This excerpt taken from the C DEF 14A filed Mar 15, 2005.
4. The Committee
(a)
Committee Authority. The Committee shall have full and exclusive power to administer and interpret the Plan, to grant Awards and to adopt such
administrative rules, regulations, procedures and guidelines governing the Plan and the Awards as it deems appropriate, in its sole discretion, from time to time. The Committees authority shall include, but not be limited to, the authority to
(i) determine the type of Awards to be granted under the Plan; (ii) select Award recipients and determine the extent of their participation; and (iii) establish all other terms, conditions and limitations applicable to Awards, Award programs and the
shares of Common Stock issued pursuant thereto. The Committee may accelerate or defer the vesting or payment of Awards, cancel or modify outstanding Awards, waive any conditions or restrictions imposed with respect to Awards or the Common Stock
issued pursuant to Awards and make any and all other determinations that it deems appropriate with respect to the administration of the Plan, subject to the limitations contained in Sections 4(d) and 7(d) and Section 409A of the Code with respect to
all Participants, and subject to the provisions of Section 162(m) of the Code with respect to Covered Employees.
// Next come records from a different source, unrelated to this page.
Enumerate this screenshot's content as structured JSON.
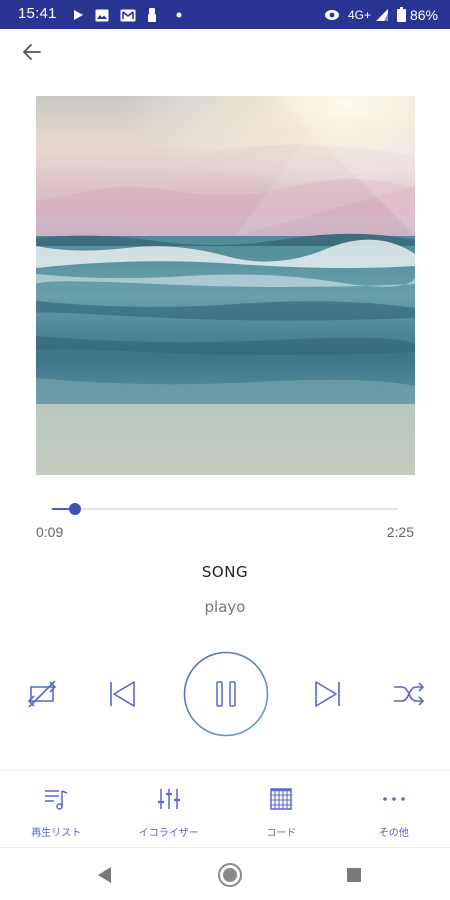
{
  "status_bar": {
    "time": "15:41",
    "network": "4G+",
    "battery": "86%",
    "icons": [
      "play-icon",
      "image-icon",
      "gmail-icon",
      "person-icon",
      "dot-icon",
      "eye-icon",
      "signal-icon",
      "battery-icon"
    ],
    "bg_color": "#283593"
  },
  "header": {
    "back_icon": "arrow-back-icon"
  },
  "album": {
    "alt": "album-artwork"
  },
  "player": {
    "progress": 0.067,
    "current_time": "0:09",
    "total_time": "2:25",
    "title": "SONG",
    "artist": "playo",
    "accent_color": "#3f51b5"
  },
  "controls": [
    "repeat-off-icon",
    "skip-previous-icon",
    "pause-icon",
    "skip-next-icon",
    "shuffle-icon"
  ],
  "tabs": [
    {
      "label": "再生リスト",
      "icon": "playlist-icon"
    },
    {
      "label": "イコライザー",
      "icon": "equalizer-icon"
    },
    {
      "label": "コード",
      "icon": "chord-grid-icon"
    },
    {
      "label": "その他",
      "icon": "more-icon"
    }
  ],
  "nav": [
    "back-triangle-icon",
    "home-circle-icon",
    "recents-square-icon"
  ]
}
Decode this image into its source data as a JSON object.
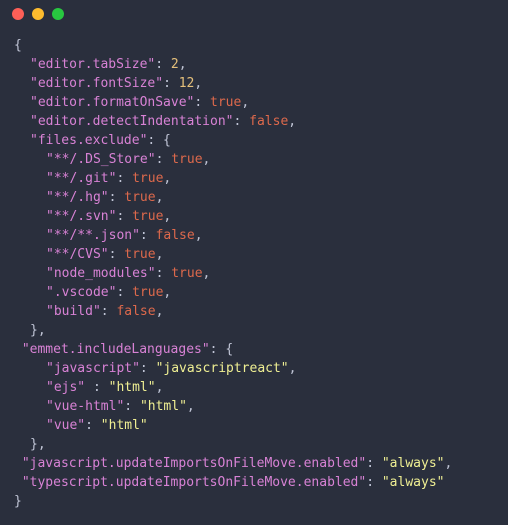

Administration of the Plan. The administration of the Plan shall be managed by the Committee. The Committee shall have the power to prescribe and modify, as necessary,
the form of Award Agreement, to correct any defect, supply any omission or clarify any inconsistency in the Plan and/or in any Award Agreement and to take such actions and make such administrative determinations that the Committee deems appropriate
in its sole discretion. Any decision of the Committee in the administration of the Plan, as described herein, shall be final, binding and conclusive on all parties concerned, including the Company, its stockholders and Subsidiaries and all
Participants.
(c)
Delegation of Authority. To the extent permitted by applicable law, the Committee may at any time delegate to one or more officers or directors of the Company some or
all of its authority over the administration of the Plan, with respect to persons who are not Section 16(a) Officers or Covered Employees.
(d)
Prohibition Against Repricing. Notwithstanding any provision of this Plan to the contrary, in no event shall (i) any repricing (within the meaning of US generally
accepted accounting principles or any applicable stock exchange rule) of Awards issued under the Plan be permitted at any time under any circumstances, or (ii) any new Awards be issued in substitution for outstanding Awards previously granted to
Participants if such action would be considered a repricing (within the meaning of US generally accepted accounting principles or any applicable stock exchange rule).
(e)
Indemnification. No member of the Committee nor any other person to whom any duty or power relating to the administration or interpretation of the Plan has been
delegated shall be personally liable for any action or determination made with respect to the Plan, except for his or her own willful misconduct or as expressly provided by statute. The members of the Committee and its delegates shall be entitled to
indemnification and reimbursement from the Company. In the performance of its functions under the Plan, the Committee (and each member of the Committee and its delegates) shall be entitled to rely upon information and advice furnished by the
Companys officers, accountants, counsel and any other party they deem appropriate, and neither the Committee nor any such person shall be liable for any action taken or not taken in reliance upon any such advice.